The Boston Barometer: Volume 13
What I was pondering for a week in the DR.
While I was laying on beautiful beaches in the Dominican Republic, I kept thinking about what has happened with the Boston Red Sox. While I admit I probably should not have been thinking about the Red Sox on vacation, it’s a sickness that I wear like a badge of honor. So here are a few thoughts I’ve had over the last week.
1. Building Around Top Prospects Cannot Come with Expectations
The Boston Red Sox staked their entire rebuild, even though they refused to call it that, around high draft picks and top prospects. This plan all began when the Red Sox drafted Marcelo Mayer with the fourth overall pick in the 2021 draft. Since that moment, the Red Sox and their fans began formulating plans on how Mayer would be a key piece of the next core. Then came Ceddanne Rafaela and Tristan Casas, then Kristian Campbell, and finally Roman Anthony. This extremely young core was supposed to be like the previous core of Mookie Betts, Xander Bogaerts, and Jackie Bradley Jr. and bring the organization back to the top of the sport.
It just hasn’t gone according to the plan.
The young core is not to blame. Top prospects are no more than a roll of the dice on a craps table. Sure, some dice combinations have better odds but there is always the chance that you roll a 7 and you lose everything. Top prospects have the chance to become good everyday regulars and sometimes even stars. But they also have a chance to not be a big league caliber player and there really isn’t a linear equation to predict correctly.

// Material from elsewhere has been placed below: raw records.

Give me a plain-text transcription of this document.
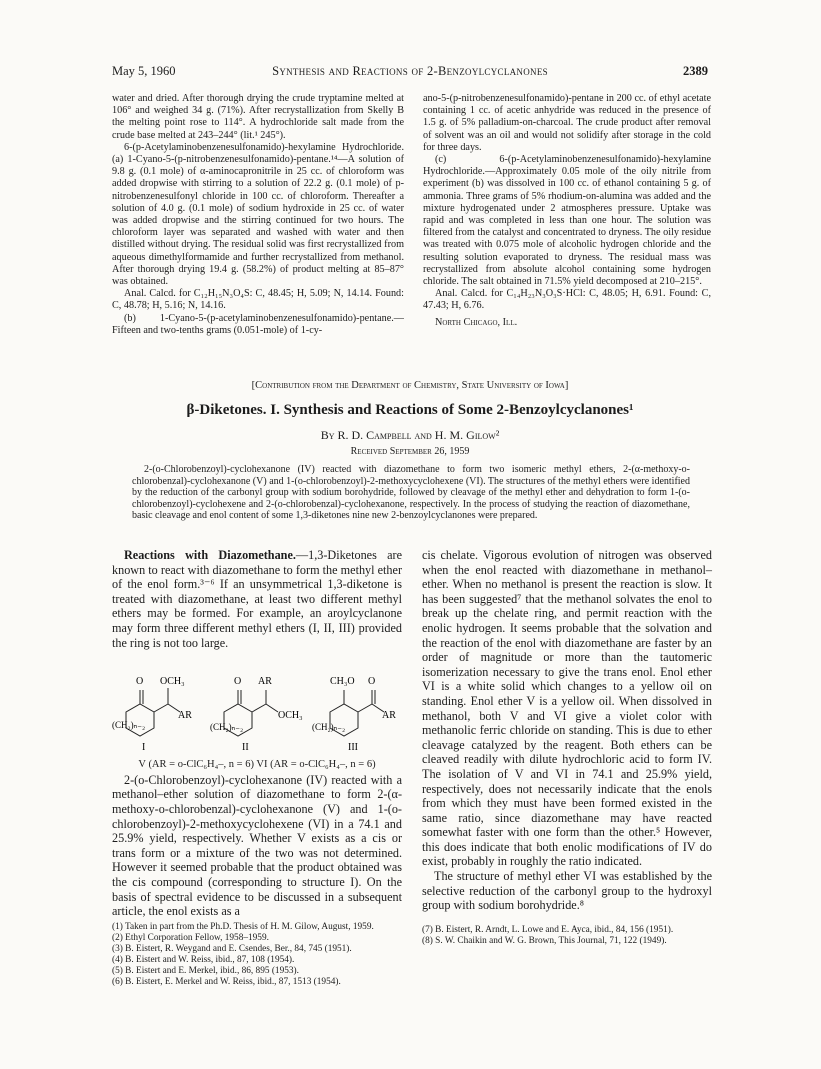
May 5, 1960	Synthesis and Reactions of 2-Benzoylcyclanones	2389

water and dried. After thorough drying the crude tryptamine melted at 106° and weighed 34 g. (71%). After recrystallization from Skelly B the melting point rose to 114°. A hydrochloride salt made from the crude base melted at 243–244° (lit.¹ 245°).

6-(p-Acetylaminobenzenesulfonamido)-hexylamine Hydrochloride. (a) 1-Cyano-5-(p-nitrobenzenesulfonamido)-pentane.¹⁴—A solution of 9.8 g. (0.1 mole) of α-aminocapronitrile in 25 cc. of chloroform was added dropwise with stirring to a solution of 22.2 g. (0.1 mole) of p-nitrobenzenesulfonyl chloride in 100 cc. of chloroform. Thereafter a solution of 4.0 g. (0.1 mole) of sodium hydroxide in 25 cc. of water was added dropwise and the stirring continued for two hours. The chloroform layer was separated and washed with water and then distilled without drying. The residual solid was first recrystallized from aqueous dimethylformamide and further recrystallized from methanol. After thorough drying 19.4 g. (58.2%) of product melting at 85–87° was obtained.

Anal. Calcd. for C₁₂H₁₅N₃O₄S: C, 48.45; H, 5.09; N, 14.14. Found: C, 48.78; H, 5.16; N, 14.16.

(b) 1-Cyano-5-(p-acetylaminobenzenesulfonamido)-pentane.—Fifteen and two-tenths grams (0.051-mole) of 1-cy-

ano-5-(p-nitrobenzenesulfonamido)-pentane in 200 cc. of ethyl acetate containing 1 cc. of acetic anhydride was reduced in the presence of 1.5 g. of 5% palladium-on-charcoal. The crude product after removal of solvent was an oil and would not solidify after storage in the cold for three days.

(c) 6-(p-Acetylaminobenzenesulfonamido)-hexylamine Hydrochloride.—Approximately 0.05 mole of the oily nitrile from experiment (b) was dissolved in 100 cc. of ethanol containing 5 g. of ammonia. Three grams of 5% rhodium-on-alumina was added and the mixture hydrogenated under 2 atmospheres pressure. Uptake was rapid and was completed in less than one hour. The solution was filtered from the catalyst and concentrated to dryness. The oily residue was treated with 0.075 mole of alcoholic hydrogen chloride and the resulting solution evaporated to dryness. The residual mass was recrystallized from absolute alcohol containing some hydrogen chloride. The salt obtained in 71.5% yield decomposed at 210–215°.

Anal. Calcd. for C₁₄H₂₃N₃O₃S·HCl: C, 48.05; H, 6.91. Found: C, 47.43; H, 6.76.

North Chicago, Ill.

[Contribution from the Department of Chemistry, State University of Iowa]
β-Diketones. I. Synthesis and Reactions of Some 2-Benzoylcyclanones¹
By R. D. Campbell and H. M. Gilow²
Received September 26, 1959
2-(o-Chlorobenzoyl)-cyclohexanone (IV) reacted with diazomethane to form two isomeric methyl ethers, 2-(α-methoxy-o-chlorobenzal)-cyclohexanone (V) and 1-(o-chlorobenzoyl)-2-methoxycyclohexene (VI). The structures of the methyl ethers were identified by the reduction of the carbonyl group with sodium borohydride, followed by cleavage of the methyl ether and dehydration to form 1-(o-chlorobenzoyl)-cyclohexene and 2-(o-chlorobenzal)-cyclohexanone, respectively. In the process of studying the reaction of diazomethane, basic cleavage and enol content of some 1,3-diketones nine new 2-benzoylcyclanones were prepared.

Reactions with Diazomethane.—1,3-Diketones are known to react with diazomethane to form the methyl ether of the enol form.³⁻⁶ If an unsymmetrical 1,3-diketone is treated with diazomethane, at least two different methyl ethers may be formed. For example, an aroylcyclanone may form three different methyl ethers (I, II, III) provided the ring is not too large.

O OCH₃
AR
(CH₂)ₙ₋₂
I
O AR
OCH₃
(CH₂)ₙ₋₂
II
CH₃O O
AR
(CH₂)ₙ₋₂
III

V (AR = o-ClC₆H₄–, n = 6) VI (AR = o-ClC₆H₄–, n = 6)

2-(o-Chlorobenzoyl)-cyclohexanone (IV) reacted with a methanol–ether solution of diazomethane to form 2-(α-methoxy-o-chlorobenzal)-cyclohexanone (V) and 1-(o-chlorobenzoyl)-2-methoxycyclohexene (VI) in a 74.1 and 25.9% yield, respectively. Whether V exists as a cis or trans form or a mixture of the two was not determined. However it seemed probable that the product obtained was the cis compound (corresponding to structure I). On the basis of spectral evidence to be discussed in a subsequent article, the enol exists as a

(1) Taken in part from the Ph.D. Thesis of H. M. Gilow, August, 1959.

(2) Ethyl Corporation Fellow, 1958–1959.

(3) B. Eistert, R. Weygand and E. Csendes, Ber., 84, 745 (1951).

(4) B. Eistert and W. Reiss, ibid., 87, 108 (1954).

(5) B. Eistert and E. Merkel, ibid., 86, 895 (1953).

(6) B. Eistert, E. Merkel and W. Reiss, ibid., 87, 1513 (1954).

cis chelate. Vigorous evolution of nitrogen was observed when the enol reacted with diazomethane in methanol–ether. When no methanol is present the reaction is slow. It has been suggested⁷ that the methanol solvates the enol to break up the chelate ring, and permit reaction with the enolic hydrogen. It seems probable that the solvation and the reaction of the enol with diazomethane are faster by an order of magnitude or more than the tautomeric isomerization necessary to give the trans enol. Enol ether VI is a white solid which changes to a yellow oil on standing. Enol ether V is a yellow oil. When dissolved in methanol, both V and VI give a violet color with methanolic ferric chloride on standing. This is due to ether cleavage catalyzed by the reagent. Both ethers can be cleaved readily with dilute hydrochloric acid to form IV. The isolation of V and VI in 74.1 and 25.9% yield, respectively, does not necessarily indicate that the enols from which they must have been formed existed in the same ratio, since diazomethane may have reacted somewhat faster with one form than the other.⁵ However, this does indicate that both enolic modifications of IV do exist, probably in roughly the ratio indicated.

The structure of methyl ether VI was established by the selective reduction of the carbonyl group to the hydroxyl group with sodium borohydride.⁸

(7) B. Eistert, R. Arndt, L. Lowe and E. Ayca, ibid., 84, 156 (1951).

(8) S. W. Chaikin and W. G. Brown, This Journal, 71, 122 (1949).
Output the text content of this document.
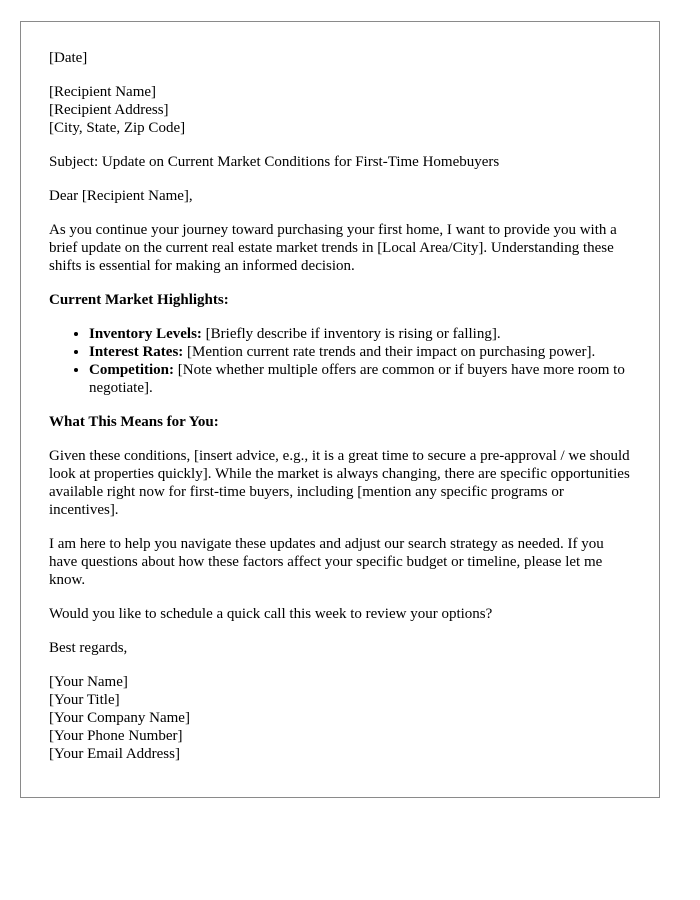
[Date]

[Recipient Name]
[Recipient Address]
[City, State, Zip Code]

Subject: Update on Current Market Conditions for First-Time Homebuyers

Dear [Recipient Name],

As you continue your journey toward purchasing your first home, I want to provide you with a brief update on the current real estate market trends in [Local Area/City]. Understanding these shifts is essential for making an informed decision.

Current Market Highlights:

• Inventory Levels: [Briefly describe if inventory is rising or falling].
• Interest Rates: [Mention current rate trends and their impact on purchasing power].
• Competition: [Note whether multiple offers are common or if buyers have more room to negotiate].

What This Means for You:

Given these conditions, [insert advice, e.g., it is a great time to secure a pre-approval / we should look at properties quickly]. While the market is always changing, there are specific opportunities available right now for first-time buyers, including [mention any specific programs or incentives].

I am here to help you navigate these updates and adjust our search strategy as needed. If you have questions about how these factors affect your specific budget or timeline, please let me know.

Would you like to schedule a quick call this week to review your options?

Best regards,

[Your Name]
[Your Title]
[Your Company Name]
[Your Phone Number]
[Your Email Address]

When CBO Craig Breslow came to Boston, he inherited a great situation. He had a bunch of top prospects along with a deep farm system. The issue is not that Breslow decided to build around a bunch of prospects. The issue is Breslow decided to build around a group of prospects with expectations of building a winning baseball team at the same time as all of these talented prospects were learning the game at the big league level.
Photo Credit: Winslow Townson / Contributor / Getty Images
While it is possible to do both successfully, expecting both to happen is foolish. In a place like Boston where winning had become the expectation and resources are better than the majority of the league, teams like the Red Sox should never have a season like they are currently having. They have nobody to blame but themselves for going with a formula that has so much uncertainty.
The only way to improve the uncertainty of a situation like the one the Red Sox find themselves in is by supplementing the roster with quality veterans. Alex Bregman was that guy last year. Willson Contreras has been excellent this season but the roster needed more. There is so much pressure on these young players to learn and produce at the same time. It’s really an unfair situation to put these young players into and expect their confidence to remain unharmed by the Boston market.
2. Too Many Non-Big League Players on the Roster
If you look at the Red Sox lineup, it’s no wonder they have the worst run producing lineup in baseball at home. Here is their lineup from Friday night.
Mickey Gasper is not a regular big league bat (.648 OPS) and he is especially not a leadoff hitter. Isiah Kiner-Falefa hitting 6th with a .705 OPS and just 6 XBH on the season is an issue. Caleb Durbin was one of baseball’s worst hitters in baseball through the first two months. Carlos Narváez has an OPS of .553. And Andrew Monasterio is a fringe big league player. He’s a fine bench piece but he should not be getting regular ABs.
The issue is I haven’t even mentioned the options on the bench. Marcelo Mayer is an intriguing prospect however he has struggled mightily (.599 OPS). Connor Wong is a fringe backup catcher. Nate Eaton is nothing more than a fourth or fifth outfielder. And Masataka Yoshida is only capable of hitting singles (.329 SLG).
If you’re counting, that’s 9 of the 13 hitters on the Red Sox roster for Friday night that are either nothing more than backups or do not belong on a big league roster full time. There’s no way the Red Sox can consistently score with the players on the roster. Even when they have a good series like they did this weekend in Seattle, it doesn’t mean it will lead to the start of something. The reality is the Red Sox have too many significantly below average big league bats on the roster that make scoring nearly impossible against good big league pitching.
The days of a lineup in Boston that consists of hitters like Mookie Betts, Xander Bogaerts, J.D. Martinez, and a young Rafael Devers learning from a group of veterans is long gone.
While I do still like the core of young hitters the Red Sox have, they are still a long ways away from returning to a top tier offense. They need guys to take significant steps forward and they need to add legitimate proven pieces. I’m not confident either of those things will happen in the near future.